Viene spontaneo, allora, chiedersi se Ollin non è per caso una deformazione, del resto lieve se si tiene conto dell’imprecisione delle trascrizioni spagnole – padre Sahagun scrive Donadiu al posto di Tonatiuh – del nome di Odin. Avremo così una triade alla maniera scandinava – Odin, Vili e Vé; Odin, Thor e Frey, ecc. – e alla maniera della Mesoamerica; il Cuore del Cielo dei Quiché-Maya è triplice: Calculha-Hurakan, Chipi-Calculha e Raxa-Calculha. Si tratterebbe quindi d’una trinità sui generis, che comprenderebbe Odin, dio principale, divinità del sole e del vento; Thor, dio del tuono, suo figlio; e Tyr, dio della guerra. Osserviamo a questo punto che il dio solare azteco, Uitzilopochli – il Mago Colibrì – unificato con Ollin Tonatiuh in occasione della conquista dell’Anahuac ad opera dei cacciatori nomadi, è dio della guerra.

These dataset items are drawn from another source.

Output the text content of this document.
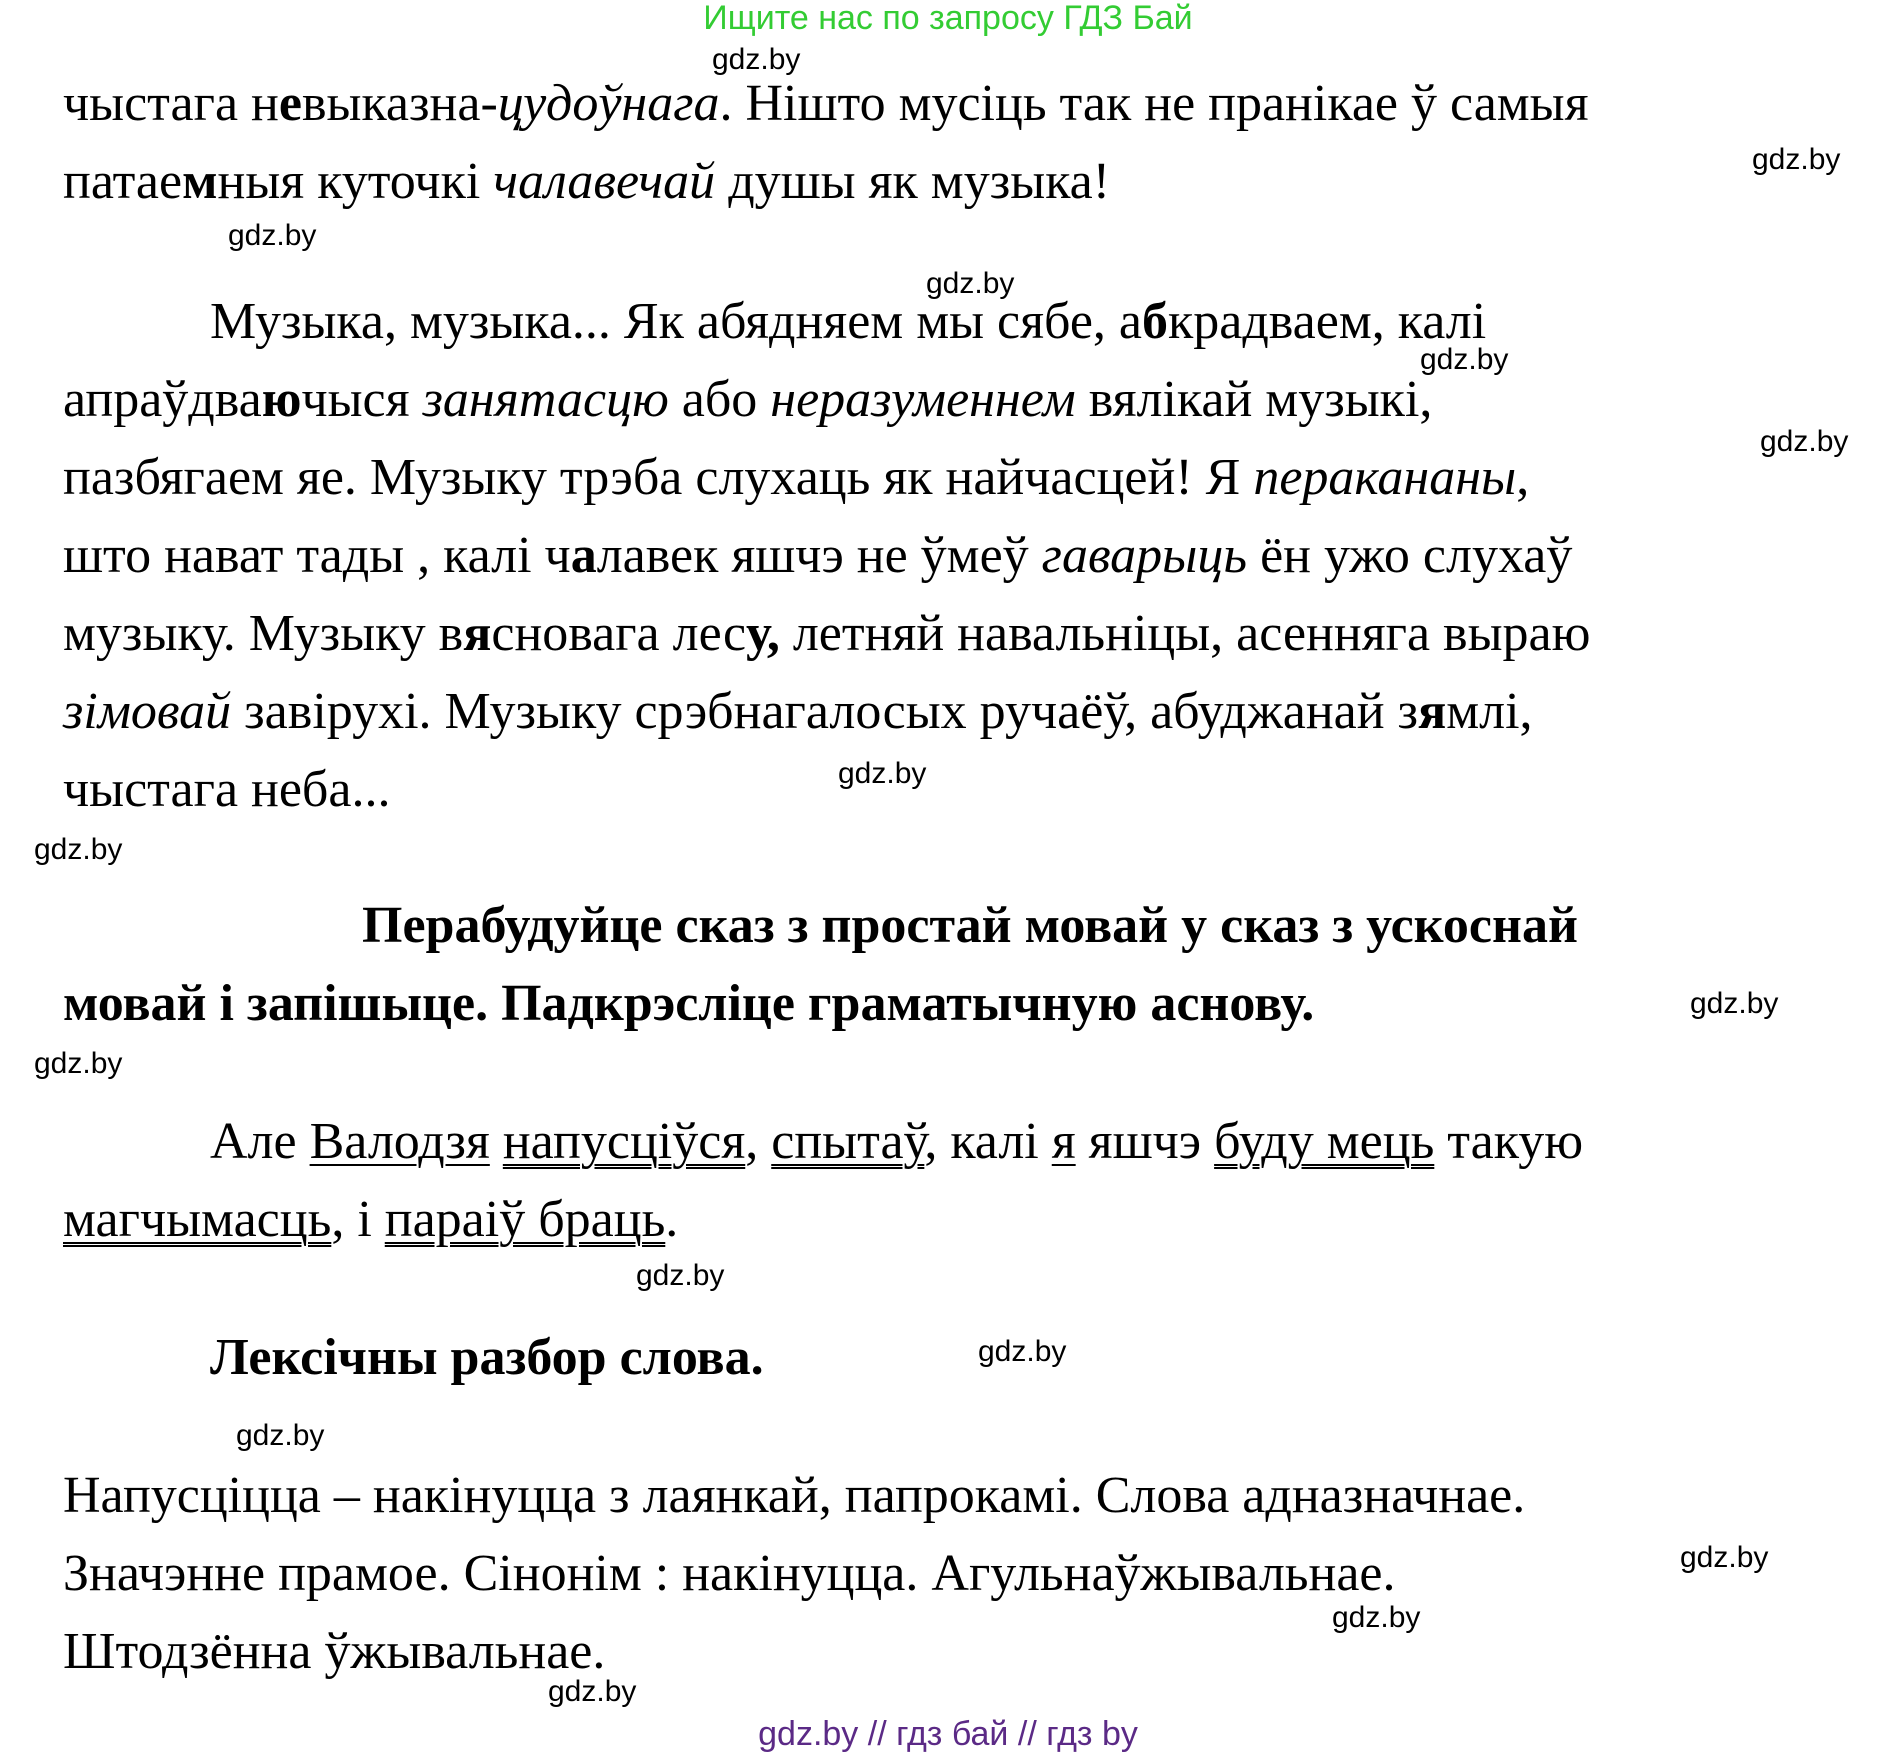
Ищите нас по запросу ГДЗ Бай
gdz.by
gdz.by
gdz.by
gdz.by
gdz.by
gdz.by
gdz.by
gdz.by
gdz.by
gdz.by
gdz.by
gdz.by
gdz.by
gdz.by
gdz.by
gdz.by
чыстага невыказна-цудоўнага. Нішто мусіць так не пранікае ў самыя
патаемныя куточкі чалавечай душы як музыка!
Музыка, музыка... Як абядняем мы сябе, абкрадваем, калі
апраўдваючыся занятасцю або неразуменнем вялікай музыкі,
пазбягаем яе. Музыку трэба слухаць як найчасцей! Я перакананы,
што нават тады , калі чалавек яшчэ не ўмеў гаварыць ён ужо слухаў
музыку. Музыку вясновага лесу, летняй навальніцы, асенняга выраю
зімовай завірухі. Музыку срэбнагалосых ручаёў, абуджанай зямлі,
чыстага неба...
Перабудуйце сказ з простай мовай у сказ з ускоснай
мовай і запішыце. Падкрэсліце граматычную аснову.
Але Валодзя напусціўся, спытаў, калі я яшчэ буду мець такую
магчымасць, і параіў браць.
Лексічны разбор слова.
Напусціцца – накінуцца з лаянкай, папрокамі. Слова адназначнае.
Значэнне прамое. Сінонім : накінуцца. Агульнаўжывальнае.
Штодзённа ўжывальнае.
gdz.by // гдз бай // гдз by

Potremmo proseguire la nostra analisi comparativa e mostrare come Yörd trova in Coatlicue, la Madre Terra, il suo equivalente americano; Loki, il dio malvagio, lo trova nel Tezcatlipoca nahuatl e nello Zotzilaha-Chimalman maya, eccetera. Ma, in realtà, identificazioni del genere non proverebbero molto, poiché tutte le religioni che personificano le forze della natura, non hanno, per definire i propri Dei, che un numero ridotto di possibilità. D’altra parte, le analogie che vi abbiamo segnalato fino ad ora – a parte il nome di Ollin Tonatiuh, che ha una portata assai più vasta – diventano insignificanti quando si prende in considerazione Quetzalcoatl.

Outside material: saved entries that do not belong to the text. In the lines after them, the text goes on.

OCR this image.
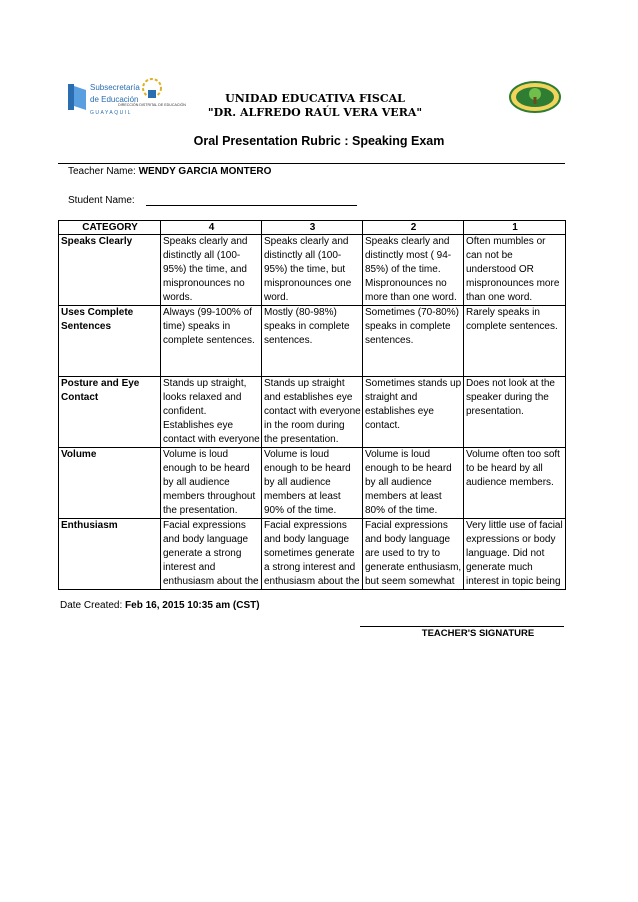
Subsecretaría
de Educación
GUAYAQUIL
DIRECCIÓN DISTRITAL DE EDUCACIÓN	UNIDAD EDUCATIVA FISCAL
"DR. ALFREDO RAÚL VERA VERA"
Oral Presentation Rubric : Speaking Exam
Teacher Name: WENDY GARCIA MONTERO
Student Name:
CATEGORY	4	3	2	1

Speaks Clearly	Speaks clearly and distinctly all (100-95%) the time, and mispronounces no words.	Speaks clearly and distinctly all (100-95%) the time, but mispronounces one word.	Speaks clearly and distinctly most ( 94-85%) of the time. Mispronounces no more than one word.	Often mumbles or can not be understood OR mispronounces more than one word.

Uses Complete Sentences	Always (99-100% of time) speaks in complete sentences.	Mostly (80-98%) speaks in complete sentences.	Sometimes (70-80%) speaks in complete sentences.	Rarely speaks in complete sentences.

Posture and Eye Contact	Stands up straight, looks relaxed and confident. Establishes eye contact with everyone	Stands up straight and establishes eye contact with everyone in the room during the presentation.	Sometimes stands up straight and establishes eye contact.	Does not look at the speaker during the presentation.

Volume	Volume is loud enough to be heard by all audience members throughout the presentation.	Volume is loud enough to be heard by all audience members at least 90% of the time.	Volume is loud enough to be heard by all audience members at least 80% of the time.	Volume often too soft to be heard by all audience members.

Enthusiasm	Facial expressions and body language generate a strong interest and enthusiasm about the	Facial expressions and body language sometimes generate a strong interest and enthusiasm about the	Facial expressions and body language are used to try to generate enthusiasm, but seem somewhat	Very little use of facial expressions or body language. Did not generate much interest in topic being
Date Created: Feb 16, 2015 10:35 am (CST)
TEACHER'S SIGNATURE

Abbiamo già conosciuto, nel Capitolo 3, questo personaggio storico, re dei Toltechi nel secolo X e in seguito civilizzatore dei popoli nahuatl e maya. Abbiamo visto come, irritato dall’atteggiamento dei suoi compagni, abbia preso il mare per recarsi nell’America del Sud, dove possiamo seguire le sue tracce. Scomparve fisicamente dall’Anahuac e dallo Yucatan, ma il suo ricordo sopravvisse. Anzi, venne trasformato in un dio che finì per dominare il pantheon della Mesoamerica.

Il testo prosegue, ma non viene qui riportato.